Richards promptly played it for bandmate and co-songwriter Mick Jagger. “He only had the first bit, and then he had the riff,” Jagger said. “It sounded like a country sort of thing on acoustic guitar — it didn’t sound like rock. But he didn’t really like it, he thought it was a joke… He really didn’t think it was single material, and we all said ‘You’re off your head.’ Which he was, of course.”

Nevertheless, in his book Richards described how the pieces of the song started to come together with Jagger's help while poolside. “Mick wrote the lyrics by the pool in Clearwater, Florida, four days before we went into the studio and recorded it,” Richards wrote.
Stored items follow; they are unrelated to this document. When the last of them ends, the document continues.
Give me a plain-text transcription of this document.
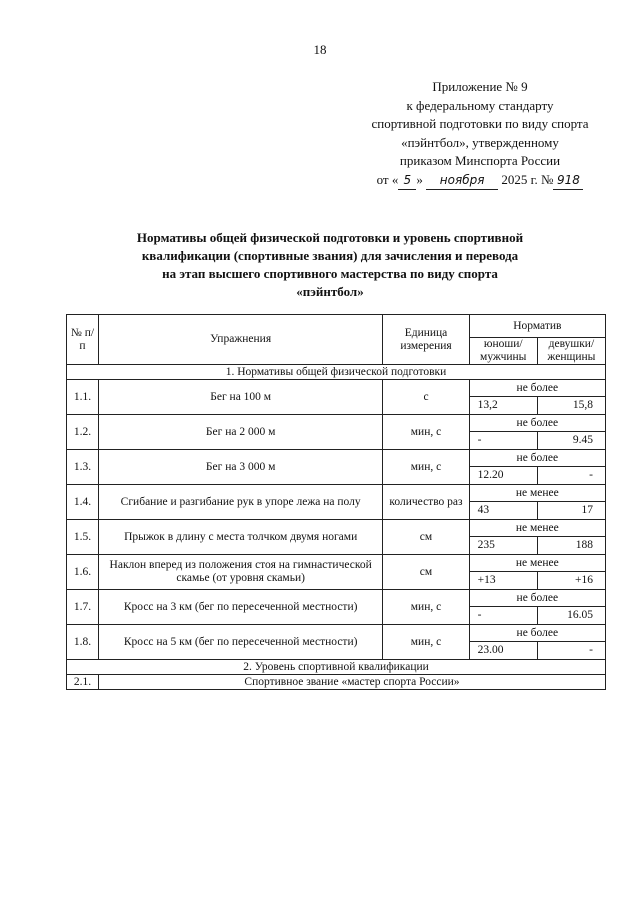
18
Приложение № 9
к федеральному стандарту
спортивной подготовки по виду спорта
«пэйнтбол», утвержденному
приказом Минспорта России
от « 5 » ноября 2025 г. № 918
Нормативы общей физической подготовки и уровень спортивной
квалификации (спортивные звания) для зачисления и перевода
на этап высшего спортивного мастерства по виду спорта
«пэйнтбол»
№ п/п	Упражнения	Единица измерения	Норматив	
			юноши/ мужчины	девушки/ женщины
1. Нормативы общей физической подготовки				
1.1.	Бег на 100 м	с	не более	
			13,2	15,8
1.2.	Бег на 2 000 м	мин, с	не более	
			-	9.45
1.3.	Бег на 3 000 м	мин, с	не более	
			12.20	-
1.4.	Сгибание и разгибание рук в упоре лежа на полу	количество раз	не менее	
			43	17
1.5.	Прыжок в длину с места толчком двумя ногами	см	не менее	
			235	188
1.6.	Наклон вперед из положения стоя на гимнастической скамье (от уровня скамьи)	см	не менее	
			+13	+16
1.7.	Кросс на 3 км (бег по пересеченной местности)	мин, с	не более	
			-	16.05
1.8.	Кросс на 5 км (бег по пересеченной местности)	мин, с	не более	
			23.00	-
2. Уровень спортивной квалификации				
2.1.	Спортивное звание «мастер спорта России»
Though there was some concern that the song was similar to Martha and the Vandellas’ “Dancing in the Street,” according to Rolling Stone, they went with it. 

Richards said the songwriting collaboration between him and Jagger was pretty typical. Richards would come up with the song and idea and Jagger would do “all the hard work of filling it in,” he admitted in his book. 

But that may be a tad modest. “I wrote the melody, he wrote the lyrics,” he continued. “But the musical riff is mostly coming from me. I’m the riff master.”

Richards’ vision also went beyond what they had done before when it came to the overall sound. “I was imaging horns, trying to imitate their sound to put on the track later when we recorded,” Richards wrote. “I’d already heard the riff in my head the way Otis Redding did it later, thinking, this is gonna be the horn line. ...But the fuzz tone had never been heard before anywhere, and that’s the sound that caught everybody’s imagination.”

Rolling Stones Satisfaction

The Rolling Stones pose for a portrait on their "Satisfaction" album cover.

"Satisfaction" became the hit song of the summer 

Maybe it was the fuzzy way it came to him in the middle of the night, but the vision worked — and the song was an instant hit, even before he was aware it was done.

“Next thing I know, we’re listening to ourselves in Minnesota somewhere on the radio, ‘Hit of the Week,’” Richards wrote, explaining that he was unaware that their manager and producer Andrew Loog Oldham had released it. 

“At first I was mortified,” Richards recalled. “Then days on the road and it’s number one nationally! The record of the summer of ‘65. So I’m not arguing.”

He’s repeatedly stuck to the fact that he never saw that kind of potential in the track. “I’m the guy who said ‘Satisfaction’ wasn’t a single. That’s what I know,” he said in a 1981 interview with Rolling Stone.

Richards still enjoys playing the song five decades later

While Richards kept the famous cassette tape for a while, he no longer has it. After all, while it was a mega-hit in the 1960s, the song's creator never imagined this kind of longevity. 

“I’d rather be dead than sing ‘Satisfaction’ when I’m 45,” Jagger declared to People in 1975 when he was 31.

However, after playing the song for more than five decades now, Richards has changed his attitude and says he “never” tires playing it. “It’s quite bendable onstage...It’s not the same every night,” he told Rolling Stone in 2007. “It’s a song that you can levitate to, where you suddenly feel that your feet are not quite on the ground, but you’re not gonna fall over. That’s what you look for, to levitate.”